Lisa Leff, the Associated Press' go-to reporter on gay issues, takes note of some of the potential tax benefits and – more importantly – changes to entitlements that may come if the Supreme Court strikes down the Defense of Marriage Act (DOMA):
For Mina Meyer and Sharon Raphael, two women in their 70s who fell in love more than four decades ago and have been married for more than four years, the U.S. Supreme Court's pending consideration of a law that prohibits the federal government from recognizing unions like theirs is about more than civil rights. It's about buying a new roof for their California home, replacing their 2005 Toyota Camry, and ensuring Meyer doesn't take a financial hit if Raphael dies first.
The Supreme Court will hear oral arguments this month in a challenge to a provision of the Defense of Marriage Act, or DOMA, that denies legally married gay and lesbian couples federal benefits available to heterosexual married couples, including tax and Social Security benefits. A decision is not expected until the end of June, but accountants and tax attorneys anticipating the 18-year-old law's demise are already encouraging same-sex couples like Raphael and Meyer to seek prospective tax refunds, back retirement payments and other spousal subsidies they may have been denied.
The case accepted by the Supreme Court involves a woman trying to get a refund of the estate taxes she had to pay after her wife died in 2009. Had their marriage been recognized, she wouldn't have had to pay anything, and now she wants that $363,000 back.
Much more interesting and scary – but maybe in a good way? – is the possible impact on Social Security entitlements should DOMA get struck down and the federal government be forced to recognize same-sex marriages:
A 2009 study by The Williams Institute, a think tank on sexual orientation and the law at the University of California, Los Angeles, estimated that gay couples received an average of $3,060 less a year in Social Security benefits than married straight couples. For lesbian couples, the disparity rose to $5,412. The same study found that gay or lesbian widows or widowers lost out on more than $5,700 a year in survivor benefits than their straight counterparts received.
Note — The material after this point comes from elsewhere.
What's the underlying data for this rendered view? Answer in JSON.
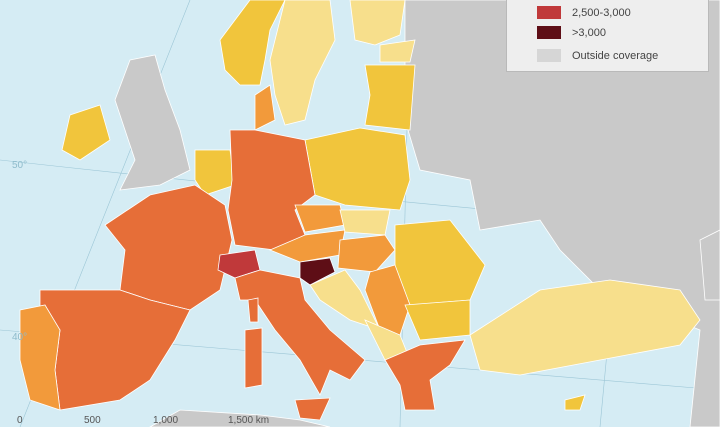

In the case of retirees Raphael and Meyer, it could mean an additional $7,335 year in Social Security benefits because Meyer, who worked in office jobs and a bookstore, would be entitled to the Social Security benefits of Raphael, who earned considerably more as a college professor for 40 years. That would boost their fixed monthly income by about 10 percent. Last year, on the advice of a professional colleague and with the high court poised to decide if DOMA is constitutional, Meyer applied for more than a year's worth of retroactive benefits as well as bigger future checks if the law is struck down.
If Social Security isn't sustainable as it stands, just imagine what's coming down the line. Here is Rep. Paul Ryan's proposal for reforming Social Security included in the GOP budget plan released today:
- Require the President to submit a plan to shore up the Social Security Trust Fund
- Require Congress to submit a plan of its own
Way to go out on a limb, Ryan. I'm surprised no same-sex marriage opponents have tried to scare the elderly with threats that they'll lose Social Security if the gays are allowed to get married.